1 Reply Latest reply on Mar 9, 2012 5:43 PM by Jean-Pierre Dijcks-Oracle

    Hadoop / NoSql

      reading the documents about hadoop and NoSql, I don't understand when it is better to use one or the other and if the two products can be used togheter.

        • 1. Re: Hadoop / NoSql
          Jean-Pierre Dijcks-Oracle

          There is a lot that can be said based on your question. First, my assumption is that when you say "NoSQL" you are implying the use of Oracle NoSQL Database... (Hadoop is NoSQL as well in the broadest sense of the NoSQL term).

          With that, yes you can use Oracle NoSQL Database and Hadoop together. For example you can store your user profile information in NoSQL DB, you can use a MapReduce input format to extract data from NoSQL DB and then work on the data with MR.

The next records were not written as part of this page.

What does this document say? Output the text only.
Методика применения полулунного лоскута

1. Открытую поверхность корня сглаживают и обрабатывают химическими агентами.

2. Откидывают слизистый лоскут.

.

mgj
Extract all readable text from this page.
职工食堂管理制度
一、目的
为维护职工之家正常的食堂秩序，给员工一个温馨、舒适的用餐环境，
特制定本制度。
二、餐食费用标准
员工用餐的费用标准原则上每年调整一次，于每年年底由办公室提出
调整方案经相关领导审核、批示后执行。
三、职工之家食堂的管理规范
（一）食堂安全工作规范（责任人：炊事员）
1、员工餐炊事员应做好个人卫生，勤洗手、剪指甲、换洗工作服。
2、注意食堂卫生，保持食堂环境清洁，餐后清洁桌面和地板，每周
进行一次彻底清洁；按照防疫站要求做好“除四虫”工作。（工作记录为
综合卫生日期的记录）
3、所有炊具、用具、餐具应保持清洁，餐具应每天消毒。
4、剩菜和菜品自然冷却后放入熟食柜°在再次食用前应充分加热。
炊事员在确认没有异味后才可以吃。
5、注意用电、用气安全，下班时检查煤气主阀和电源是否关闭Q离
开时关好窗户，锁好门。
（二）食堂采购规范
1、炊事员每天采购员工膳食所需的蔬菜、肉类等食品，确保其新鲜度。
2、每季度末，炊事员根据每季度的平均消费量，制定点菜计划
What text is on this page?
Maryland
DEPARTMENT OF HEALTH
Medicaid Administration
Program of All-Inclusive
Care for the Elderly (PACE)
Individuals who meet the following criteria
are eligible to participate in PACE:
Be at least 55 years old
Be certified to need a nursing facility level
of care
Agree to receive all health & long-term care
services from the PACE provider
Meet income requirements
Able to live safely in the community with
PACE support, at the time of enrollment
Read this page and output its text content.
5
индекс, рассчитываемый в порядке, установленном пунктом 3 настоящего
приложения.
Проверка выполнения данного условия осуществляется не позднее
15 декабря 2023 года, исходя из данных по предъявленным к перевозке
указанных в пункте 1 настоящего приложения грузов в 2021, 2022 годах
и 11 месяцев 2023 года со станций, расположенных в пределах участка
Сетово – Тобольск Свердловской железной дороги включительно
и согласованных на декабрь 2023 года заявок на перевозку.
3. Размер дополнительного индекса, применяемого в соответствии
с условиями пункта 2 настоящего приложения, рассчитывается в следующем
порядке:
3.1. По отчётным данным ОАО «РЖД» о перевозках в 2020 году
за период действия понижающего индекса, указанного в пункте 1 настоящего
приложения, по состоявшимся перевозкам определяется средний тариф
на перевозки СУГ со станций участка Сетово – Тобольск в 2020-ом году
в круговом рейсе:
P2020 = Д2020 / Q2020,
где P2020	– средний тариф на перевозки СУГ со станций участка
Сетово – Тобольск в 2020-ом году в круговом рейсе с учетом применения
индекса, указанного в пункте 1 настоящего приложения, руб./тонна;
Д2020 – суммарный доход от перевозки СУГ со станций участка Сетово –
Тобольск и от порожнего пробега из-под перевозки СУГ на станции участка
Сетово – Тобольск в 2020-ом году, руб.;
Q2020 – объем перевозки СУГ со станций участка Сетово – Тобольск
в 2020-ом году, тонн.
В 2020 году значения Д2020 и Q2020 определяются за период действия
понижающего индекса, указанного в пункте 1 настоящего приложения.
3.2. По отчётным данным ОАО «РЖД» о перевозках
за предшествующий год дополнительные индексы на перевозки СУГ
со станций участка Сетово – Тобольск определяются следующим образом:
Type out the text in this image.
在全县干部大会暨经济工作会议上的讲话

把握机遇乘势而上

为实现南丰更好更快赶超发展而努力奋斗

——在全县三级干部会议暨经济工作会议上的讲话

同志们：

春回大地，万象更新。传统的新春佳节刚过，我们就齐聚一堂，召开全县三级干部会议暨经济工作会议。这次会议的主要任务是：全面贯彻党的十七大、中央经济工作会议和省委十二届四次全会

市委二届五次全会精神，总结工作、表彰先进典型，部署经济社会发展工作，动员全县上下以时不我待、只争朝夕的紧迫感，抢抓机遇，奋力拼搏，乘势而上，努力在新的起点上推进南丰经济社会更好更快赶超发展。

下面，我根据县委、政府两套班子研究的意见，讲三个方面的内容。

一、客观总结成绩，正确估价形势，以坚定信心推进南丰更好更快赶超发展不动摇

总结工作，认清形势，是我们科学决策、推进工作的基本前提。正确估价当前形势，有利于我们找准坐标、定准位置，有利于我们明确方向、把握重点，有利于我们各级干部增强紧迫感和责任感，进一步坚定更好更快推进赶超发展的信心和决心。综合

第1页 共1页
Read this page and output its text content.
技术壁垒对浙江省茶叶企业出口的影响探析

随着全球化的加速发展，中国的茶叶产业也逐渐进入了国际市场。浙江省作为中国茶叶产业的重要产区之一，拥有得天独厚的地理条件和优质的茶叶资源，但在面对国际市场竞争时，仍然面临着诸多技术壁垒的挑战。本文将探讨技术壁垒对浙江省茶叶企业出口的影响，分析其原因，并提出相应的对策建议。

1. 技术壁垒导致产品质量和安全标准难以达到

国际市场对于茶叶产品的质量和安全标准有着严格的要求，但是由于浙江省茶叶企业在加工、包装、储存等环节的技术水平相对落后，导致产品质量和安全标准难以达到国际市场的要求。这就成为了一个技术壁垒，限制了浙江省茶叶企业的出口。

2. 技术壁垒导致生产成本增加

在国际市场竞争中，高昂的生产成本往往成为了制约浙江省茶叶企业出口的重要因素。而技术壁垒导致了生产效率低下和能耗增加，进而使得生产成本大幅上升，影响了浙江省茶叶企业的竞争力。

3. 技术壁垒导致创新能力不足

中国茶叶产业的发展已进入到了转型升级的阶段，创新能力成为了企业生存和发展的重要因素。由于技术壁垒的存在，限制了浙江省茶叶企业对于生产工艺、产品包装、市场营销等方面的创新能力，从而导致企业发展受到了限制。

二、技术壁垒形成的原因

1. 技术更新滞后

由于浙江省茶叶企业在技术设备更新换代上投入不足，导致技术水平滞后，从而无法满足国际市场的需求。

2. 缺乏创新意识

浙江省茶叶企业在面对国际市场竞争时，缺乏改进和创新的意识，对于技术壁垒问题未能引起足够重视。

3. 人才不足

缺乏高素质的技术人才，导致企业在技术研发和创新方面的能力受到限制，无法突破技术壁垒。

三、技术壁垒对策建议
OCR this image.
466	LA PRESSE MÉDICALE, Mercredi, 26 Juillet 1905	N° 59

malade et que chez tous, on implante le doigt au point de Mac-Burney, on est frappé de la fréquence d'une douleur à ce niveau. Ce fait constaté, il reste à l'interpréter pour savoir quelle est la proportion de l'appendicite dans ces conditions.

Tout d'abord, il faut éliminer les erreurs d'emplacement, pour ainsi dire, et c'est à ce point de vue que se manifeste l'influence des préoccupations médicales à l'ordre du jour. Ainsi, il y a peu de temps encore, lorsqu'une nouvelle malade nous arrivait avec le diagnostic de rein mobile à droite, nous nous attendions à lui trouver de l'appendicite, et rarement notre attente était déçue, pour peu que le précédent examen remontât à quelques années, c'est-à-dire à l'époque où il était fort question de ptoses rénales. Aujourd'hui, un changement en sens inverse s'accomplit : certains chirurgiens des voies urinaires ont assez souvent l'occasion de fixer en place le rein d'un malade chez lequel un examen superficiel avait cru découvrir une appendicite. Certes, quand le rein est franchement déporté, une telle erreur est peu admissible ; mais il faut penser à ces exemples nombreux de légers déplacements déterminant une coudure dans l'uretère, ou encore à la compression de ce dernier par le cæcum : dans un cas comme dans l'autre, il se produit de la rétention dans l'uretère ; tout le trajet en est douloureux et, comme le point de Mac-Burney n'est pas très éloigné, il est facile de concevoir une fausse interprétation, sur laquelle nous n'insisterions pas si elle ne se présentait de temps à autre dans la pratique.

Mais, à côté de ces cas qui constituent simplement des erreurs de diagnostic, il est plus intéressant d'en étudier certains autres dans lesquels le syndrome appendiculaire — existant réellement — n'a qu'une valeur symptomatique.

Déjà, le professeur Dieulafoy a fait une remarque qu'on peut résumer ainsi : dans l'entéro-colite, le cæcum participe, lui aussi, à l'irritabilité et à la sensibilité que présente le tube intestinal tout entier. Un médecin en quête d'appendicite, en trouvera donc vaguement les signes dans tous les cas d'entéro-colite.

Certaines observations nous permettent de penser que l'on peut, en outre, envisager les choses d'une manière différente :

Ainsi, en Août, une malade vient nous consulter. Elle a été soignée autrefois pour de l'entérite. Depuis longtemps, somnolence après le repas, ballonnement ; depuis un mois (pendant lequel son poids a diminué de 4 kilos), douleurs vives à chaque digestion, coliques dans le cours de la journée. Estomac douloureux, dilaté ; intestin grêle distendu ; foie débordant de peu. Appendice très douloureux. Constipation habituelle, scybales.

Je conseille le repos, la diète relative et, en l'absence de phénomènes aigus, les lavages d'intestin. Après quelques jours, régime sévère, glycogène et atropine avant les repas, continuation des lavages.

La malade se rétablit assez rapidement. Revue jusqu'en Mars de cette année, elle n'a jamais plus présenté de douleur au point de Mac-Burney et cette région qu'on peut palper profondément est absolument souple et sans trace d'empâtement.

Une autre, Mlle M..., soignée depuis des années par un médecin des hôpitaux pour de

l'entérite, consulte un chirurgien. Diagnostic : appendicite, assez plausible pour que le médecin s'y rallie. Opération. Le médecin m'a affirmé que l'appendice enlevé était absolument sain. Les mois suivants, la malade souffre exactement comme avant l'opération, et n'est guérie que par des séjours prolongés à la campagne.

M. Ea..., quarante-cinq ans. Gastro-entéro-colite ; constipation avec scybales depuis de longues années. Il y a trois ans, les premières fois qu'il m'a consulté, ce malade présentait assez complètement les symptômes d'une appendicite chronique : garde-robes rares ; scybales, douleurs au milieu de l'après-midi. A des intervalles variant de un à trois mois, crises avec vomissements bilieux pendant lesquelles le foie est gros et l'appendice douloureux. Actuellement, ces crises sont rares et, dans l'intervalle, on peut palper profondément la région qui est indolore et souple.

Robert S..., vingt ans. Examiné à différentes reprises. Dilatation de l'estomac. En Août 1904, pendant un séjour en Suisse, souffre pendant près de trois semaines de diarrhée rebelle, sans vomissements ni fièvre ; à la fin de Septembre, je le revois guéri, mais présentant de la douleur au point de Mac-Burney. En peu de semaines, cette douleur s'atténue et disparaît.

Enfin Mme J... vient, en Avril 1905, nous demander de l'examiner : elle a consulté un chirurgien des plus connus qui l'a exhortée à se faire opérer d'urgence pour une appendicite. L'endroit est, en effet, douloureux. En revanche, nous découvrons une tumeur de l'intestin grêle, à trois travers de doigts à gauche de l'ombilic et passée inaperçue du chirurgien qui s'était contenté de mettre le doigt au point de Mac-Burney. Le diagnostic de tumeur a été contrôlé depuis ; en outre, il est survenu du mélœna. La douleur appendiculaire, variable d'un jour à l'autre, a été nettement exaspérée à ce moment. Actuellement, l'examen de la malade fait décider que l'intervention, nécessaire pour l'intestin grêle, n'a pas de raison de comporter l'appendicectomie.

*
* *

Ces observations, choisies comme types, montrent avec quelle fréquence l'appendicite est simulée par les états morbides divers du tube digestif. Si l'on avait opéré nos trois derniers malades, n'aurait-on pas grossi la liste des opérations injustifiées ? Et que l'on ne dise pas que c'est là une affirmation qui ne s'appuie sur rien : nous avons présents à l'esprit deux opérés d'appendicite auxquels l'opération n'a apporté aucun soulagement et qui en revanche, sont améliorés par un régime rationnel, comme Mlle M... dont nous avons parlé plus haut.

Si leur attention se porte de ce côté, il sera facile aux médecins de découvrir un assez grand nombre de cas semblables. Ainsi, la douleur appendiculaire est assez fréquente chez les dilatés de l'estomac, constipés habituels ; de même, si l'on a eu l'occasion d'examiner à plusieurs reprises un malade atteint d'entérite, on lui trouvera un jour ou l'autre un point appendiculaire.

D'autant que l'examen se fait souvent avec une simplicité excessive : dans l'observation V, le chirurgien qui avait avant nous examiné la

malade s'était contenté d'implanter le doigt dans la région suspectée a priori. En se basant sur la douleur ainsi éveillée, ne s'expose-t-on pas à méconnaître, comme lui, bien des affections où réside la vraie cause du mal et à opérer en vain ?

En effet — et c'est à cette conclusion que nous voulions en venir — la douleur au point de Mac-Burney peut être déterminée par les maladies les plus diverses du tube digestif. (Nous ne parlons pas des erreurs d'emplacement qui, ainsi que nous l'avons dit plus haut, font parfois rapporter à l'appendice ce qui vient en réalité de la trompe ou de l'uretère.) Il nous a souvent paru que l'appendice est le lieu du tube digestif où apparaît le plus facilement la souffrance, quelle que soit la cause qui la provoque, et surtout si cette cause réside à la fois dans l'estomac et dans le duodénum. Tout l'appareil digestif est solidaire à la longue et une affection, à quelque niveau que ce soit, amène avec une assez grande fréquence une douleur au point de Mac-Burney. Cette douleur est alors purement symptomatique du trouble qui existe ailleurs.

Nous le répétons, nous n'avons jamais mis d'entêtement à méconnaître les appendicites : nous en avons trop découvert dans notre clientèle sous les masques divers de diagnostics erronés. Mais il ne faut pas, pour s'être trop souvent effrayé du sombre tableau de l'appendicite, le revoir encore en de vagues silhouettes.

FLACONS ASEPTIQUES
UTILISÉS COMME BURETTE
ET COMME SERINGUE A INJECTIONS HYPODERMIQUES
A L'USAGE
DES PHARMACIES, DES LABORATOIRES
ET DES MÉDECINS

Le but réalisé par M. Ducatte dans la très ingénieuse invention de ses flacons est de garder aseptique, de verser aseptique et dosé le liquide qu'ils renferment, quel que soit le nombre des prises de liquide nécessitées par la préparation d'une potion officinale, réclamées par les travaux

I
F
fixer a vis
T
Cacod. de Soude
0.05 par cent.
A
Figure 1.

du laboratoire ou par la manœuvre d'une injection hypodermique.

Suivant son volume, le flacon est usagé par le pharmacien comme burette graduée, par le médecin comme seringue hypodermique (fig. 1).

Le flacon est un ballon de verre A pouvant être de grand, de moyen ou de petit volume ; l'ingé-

          Generally speaking (I'm consciously ignoring HBase now), you would store large write-once, read many times data chunks in HDFS/Hadoop. Classic examples are weblogs, sensor data streams. These are written down in large chuncks onto HDFS (say a weblog file is broken into 128MB chunks). You write and read sequentially (hence the requirement for general disk) but do not update anything - least of all you do not update any "records" based on keys.

          NoSQL DB gives you transactions based on (primary) key. You have random IO patterns, reading single records (I'm simplifying a little) and having the chance to update and delete these based on their key. This is really leveraging a b-tree index like structure. The value (the index is the key) is a string of bytes which are not interpreted by the DB is simply passed to the Java program upon reading.

          So generally speaking, look at the required access pattern. If it is random, single record based use a NoSQL DB (or HBase), if it is batch access for analysis use HDFS.